Mi spiace, ma a questo punto non ho più niente da dire.
Barbara, tra noi è tutto finito. Tu credi che io non sappia, ma io so. Ti ho visto l'altro giorno che uscivi dal bar-ristorante L'Argentino. E so che tu non mangi e non bevi all'Argentino, perché tu mangi solo cucina macrobiotica. Lo so che te la fai con il gaucho che lava i piatti!
Barbara ride e dice: “Non ci ho capito niente.”
E l'altra settimana, quando ti ho beccata fuori dal ristorante cinese, che cosa stavi facendo? La collezione della cucina etnica? Lo so che il cameriere di Shanghai l'hai conosciuto al corso di meditazione trascendentale cambogiana.

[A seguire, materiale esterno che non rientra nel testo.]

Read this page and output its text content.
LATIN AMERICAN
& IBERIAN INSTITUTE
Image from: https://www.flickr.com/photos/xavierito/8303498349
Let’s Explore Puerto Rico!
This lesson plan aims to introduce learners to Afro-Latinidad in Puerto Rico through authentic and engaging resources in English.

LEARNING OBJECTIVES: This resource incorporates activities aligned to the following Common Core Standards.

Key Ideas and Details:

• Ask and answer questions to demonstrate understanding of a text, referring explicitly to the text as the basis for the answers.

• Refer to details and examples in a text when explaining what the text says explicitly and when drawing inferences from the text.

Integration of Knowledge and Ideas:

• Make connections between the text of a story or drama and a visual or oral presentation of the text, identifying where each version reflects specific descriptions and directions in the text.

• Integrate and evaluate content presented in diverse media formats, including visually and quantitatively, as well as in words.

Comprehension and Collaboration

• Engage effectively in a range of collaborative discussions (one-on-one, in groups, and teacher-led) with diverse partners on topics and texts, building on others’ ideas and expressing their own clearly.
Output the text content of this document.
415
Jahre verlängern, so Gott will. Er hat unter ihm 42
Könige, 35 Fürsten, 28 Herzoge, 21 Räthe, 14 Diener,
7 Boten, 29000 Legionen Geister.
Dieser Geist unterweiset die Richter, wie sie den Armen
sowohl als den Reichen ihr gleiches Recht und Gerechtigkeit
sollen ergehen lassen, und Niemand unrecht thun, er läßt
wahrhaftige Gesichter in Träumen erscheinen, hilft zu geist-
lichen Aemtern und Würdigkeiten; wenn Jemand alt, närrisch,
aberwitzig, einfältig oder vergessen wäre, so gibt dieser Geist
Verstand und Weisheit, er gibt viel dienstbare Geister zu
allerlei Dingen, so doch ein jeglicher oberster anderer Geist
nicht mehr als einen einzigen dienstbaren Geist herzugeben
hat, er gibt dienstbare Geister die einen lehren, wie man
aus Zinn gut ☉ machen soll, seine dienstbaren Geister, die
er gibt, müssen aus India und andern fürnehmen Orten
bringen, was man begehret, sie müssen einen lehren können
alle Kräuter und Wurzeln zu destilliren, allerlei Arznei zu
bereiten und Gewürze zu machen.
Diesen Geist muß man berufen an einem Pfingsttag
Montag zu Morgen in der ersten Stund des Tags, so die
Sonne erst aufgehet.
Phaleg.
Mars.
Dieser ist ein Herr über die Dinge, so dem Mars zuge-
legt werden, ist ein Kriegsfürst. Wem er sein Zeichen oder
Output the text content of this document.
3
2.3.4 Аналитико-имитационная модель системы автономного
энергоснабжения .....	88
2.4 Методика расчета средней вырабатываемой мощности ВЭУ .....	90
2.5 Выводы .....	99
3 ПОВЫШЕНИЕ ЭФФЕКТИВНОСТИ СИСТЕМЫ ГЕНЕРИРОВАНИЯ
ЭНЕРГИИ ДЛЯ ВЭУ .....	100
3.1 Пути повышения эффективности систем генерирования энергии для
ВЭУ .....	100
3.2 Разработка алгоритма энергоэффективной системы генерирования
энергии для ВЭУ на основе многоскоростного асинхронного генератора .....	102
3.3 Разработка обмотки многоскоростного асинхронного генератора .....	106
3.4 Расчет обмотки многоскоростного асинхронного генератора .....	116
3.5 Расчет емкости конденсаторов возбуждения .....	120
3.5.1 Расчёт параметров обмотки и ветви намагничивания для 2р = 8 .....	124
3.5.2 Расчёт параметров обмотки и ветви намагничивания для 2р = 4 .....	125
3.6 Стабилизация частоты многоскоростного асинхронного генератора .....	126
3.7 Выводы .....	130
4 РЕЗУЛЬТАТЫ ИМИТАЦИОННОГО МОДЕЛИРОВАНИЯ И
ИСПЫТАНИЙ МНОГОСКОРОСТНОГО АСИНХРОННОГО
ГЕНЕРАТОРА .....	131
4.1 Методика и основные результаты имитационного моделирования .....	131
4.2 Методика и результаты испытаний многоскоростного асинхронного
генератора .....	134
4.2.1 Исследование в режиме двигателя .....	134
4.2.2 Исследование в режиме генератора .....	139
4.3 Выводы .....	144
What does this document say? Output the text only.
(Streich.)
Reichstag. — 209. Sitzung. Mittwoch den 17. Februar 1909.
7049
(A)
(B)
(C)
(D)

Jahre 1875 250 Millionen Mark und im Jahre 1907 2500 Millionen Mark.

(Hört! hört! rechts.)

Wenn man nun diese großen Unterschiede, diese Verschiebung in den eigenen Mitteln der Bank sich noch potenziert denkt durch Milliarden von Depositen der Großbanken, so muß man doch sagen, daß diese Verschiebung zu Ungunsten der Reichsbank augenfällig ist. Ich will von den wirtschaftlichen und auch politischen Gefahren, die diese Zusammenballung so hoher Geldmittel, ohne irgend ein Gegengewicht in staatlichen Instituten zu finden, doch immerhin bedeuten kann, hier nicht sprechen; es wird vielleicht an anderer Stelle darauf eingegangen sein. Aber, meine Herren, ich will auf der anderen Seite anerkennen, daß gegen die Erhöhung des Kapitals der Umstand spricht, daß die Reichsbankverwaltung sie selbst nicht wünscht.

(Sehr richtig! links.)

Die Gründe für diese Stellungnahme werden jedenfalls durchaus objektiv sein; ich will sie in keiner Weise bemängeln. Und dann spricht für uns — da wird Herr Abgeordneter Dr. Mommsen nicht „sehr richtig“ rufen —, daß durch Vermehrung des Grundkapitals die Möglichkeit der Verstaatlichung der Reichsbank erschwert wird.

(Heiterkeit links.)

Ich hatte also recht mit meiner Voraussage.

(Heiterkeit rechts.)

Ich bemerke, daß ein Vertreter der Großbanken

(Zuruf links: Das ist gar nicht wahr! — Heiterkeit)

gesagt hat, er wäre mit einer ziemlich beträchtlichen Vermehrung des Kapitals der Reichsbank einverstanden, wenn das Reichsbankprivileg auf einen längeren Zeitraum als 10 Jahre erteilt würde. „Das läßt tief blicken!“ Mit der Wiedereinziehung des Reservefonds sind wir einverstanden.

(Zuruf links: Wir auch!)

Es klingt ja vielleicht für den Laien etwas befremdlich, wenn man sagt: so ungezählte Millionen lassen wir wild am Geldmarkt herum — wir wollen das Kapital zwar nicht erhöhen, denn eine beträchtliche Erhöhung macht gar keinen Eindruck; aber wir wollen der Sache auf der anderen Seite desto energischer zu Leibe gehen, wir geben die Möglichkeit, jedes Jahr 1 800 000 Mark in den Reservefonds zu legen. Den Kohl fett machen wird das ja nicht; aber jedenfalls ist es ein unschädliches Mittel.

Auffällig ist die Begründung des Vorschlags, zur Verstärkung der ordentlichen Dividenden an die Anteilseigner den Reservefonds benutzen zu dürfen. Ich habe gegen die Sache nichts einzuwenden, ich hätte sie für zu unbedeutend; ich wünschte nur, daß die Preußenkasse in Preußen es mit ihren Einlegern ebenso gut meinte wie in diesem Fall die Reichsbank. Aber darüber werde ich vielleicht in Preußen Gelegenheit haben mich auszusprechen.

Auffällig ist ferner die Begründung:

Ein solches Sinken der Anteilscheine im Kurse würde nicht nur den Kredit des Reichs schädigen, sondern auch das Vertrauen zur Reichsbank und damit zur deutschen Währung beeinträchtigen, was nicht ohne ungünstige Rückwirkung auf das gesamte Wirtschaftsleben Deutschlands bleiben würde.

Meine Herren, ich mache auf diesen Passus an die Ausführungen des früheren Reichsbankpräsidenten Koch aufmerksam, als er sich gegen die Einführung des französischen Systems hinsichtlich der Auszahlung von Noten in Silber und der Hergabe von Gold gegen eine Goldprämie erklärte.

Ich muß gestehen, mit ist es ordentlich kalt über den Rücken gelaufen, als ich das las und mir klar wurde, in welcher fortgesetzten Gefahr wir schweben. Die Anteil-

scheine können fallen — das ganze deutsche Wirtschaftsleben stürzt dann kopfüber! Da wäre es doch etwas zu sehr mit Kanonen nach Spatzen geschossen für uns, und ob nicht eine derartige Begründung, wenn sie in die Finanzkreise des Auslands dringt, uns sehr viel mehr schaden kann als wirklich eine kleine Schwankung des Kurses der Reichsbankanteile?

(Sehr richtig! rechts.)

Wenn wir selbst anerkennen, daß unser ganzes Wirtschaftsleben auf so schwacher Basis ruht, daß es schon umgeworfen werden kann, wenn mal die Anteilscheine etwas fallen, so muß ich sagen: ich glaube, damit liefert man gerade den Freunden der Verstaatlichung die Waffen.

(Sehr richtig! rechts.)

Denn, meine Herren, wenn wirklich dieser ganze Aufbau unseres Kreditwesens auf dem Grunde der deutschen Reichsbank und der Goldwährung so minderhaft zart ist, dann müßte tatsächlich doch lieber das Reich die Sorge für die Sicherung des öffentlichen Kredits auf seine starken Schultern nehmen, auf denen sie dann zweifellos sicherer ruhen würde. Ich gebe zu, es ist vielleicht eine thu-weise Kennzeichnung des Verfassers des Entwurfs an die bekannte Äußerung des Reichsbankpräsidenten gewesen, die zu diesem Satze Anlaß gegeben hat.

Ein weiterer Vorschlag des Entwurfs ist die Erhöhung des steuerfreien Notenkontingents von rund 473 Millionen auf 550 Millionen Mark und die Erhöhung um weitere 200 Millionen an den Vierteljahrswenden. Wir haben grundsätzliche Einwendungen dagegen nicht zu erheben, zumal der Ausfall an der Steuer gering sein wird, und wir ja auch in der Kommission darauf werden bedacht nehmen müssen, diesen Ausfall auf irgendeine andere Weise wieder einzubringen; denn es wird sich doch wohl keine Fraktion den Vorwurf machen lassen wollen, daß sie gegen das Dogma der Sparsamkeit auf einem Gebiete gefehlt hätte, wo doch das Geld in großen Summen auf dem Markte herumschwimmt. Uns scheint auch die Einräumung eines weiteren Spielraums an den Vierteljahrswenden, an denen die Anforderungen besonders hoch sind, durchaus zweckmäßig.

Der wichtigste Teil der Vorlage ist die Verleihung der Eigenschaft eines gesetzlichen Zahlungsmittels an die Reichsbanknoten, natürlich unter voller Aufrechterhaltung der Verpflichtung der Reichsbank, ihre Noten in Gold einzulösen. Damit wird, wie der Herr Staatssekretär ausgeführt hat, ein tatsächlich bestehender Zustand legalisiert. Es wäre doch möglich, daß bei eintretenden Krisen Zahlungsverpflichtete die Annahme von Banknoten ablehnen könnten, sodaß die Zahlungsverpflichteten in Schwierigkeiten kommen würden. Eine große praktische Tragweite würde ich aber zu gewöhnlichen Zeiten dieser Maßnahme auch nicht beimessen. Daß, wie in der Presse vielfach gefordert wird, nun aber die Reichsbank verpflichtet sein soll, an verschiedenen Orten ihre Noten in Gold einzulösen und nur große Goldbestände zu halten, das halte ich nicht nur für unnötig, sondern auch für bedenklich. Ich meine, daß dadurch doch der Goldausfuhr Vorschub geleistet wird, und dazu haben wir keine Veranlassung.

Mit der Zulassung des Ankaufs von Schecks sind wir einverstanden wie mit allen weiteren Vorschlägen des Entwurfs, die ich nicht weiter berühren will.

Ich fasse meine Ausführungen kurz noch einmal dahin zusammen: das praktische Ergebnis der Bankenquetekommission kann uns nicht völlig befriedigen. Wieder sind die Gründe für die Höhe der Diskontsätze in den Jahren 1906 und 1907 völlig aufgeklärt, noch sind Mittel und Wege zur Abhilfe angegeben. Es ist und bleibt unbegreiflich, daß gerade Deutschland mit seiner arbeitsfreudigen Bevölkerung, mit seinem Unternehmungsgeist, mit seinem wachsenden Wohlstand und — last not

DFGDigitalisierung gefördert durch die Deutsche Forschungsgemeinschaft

Il panorama da lassù era splendido, quando nel viaggio di nozze mi conducesti sul Karakorum. Ho sopportato tutto per te: il viaggio in Asia, gli acchiappasogni navajo, l'incenso che fumiga in casa. Ho sopportato anche l'arredamento in vimini di Canton e i soprammobili della Terra del Fuoco. Non mi sono incazzato nemmeno quando hai portato a casa il Budda a grandezza naturale.
Il trapezista faceva il suo numero al Circo di Mosca.
Poi, quando l'ho beccato che faceva il suo numero nella nostra roulotte, ho perso il filo delle parole. E sono passato al filo del rasoio.
Barbara, dove cazzo sei, che stasera ti ho preparato il sushi?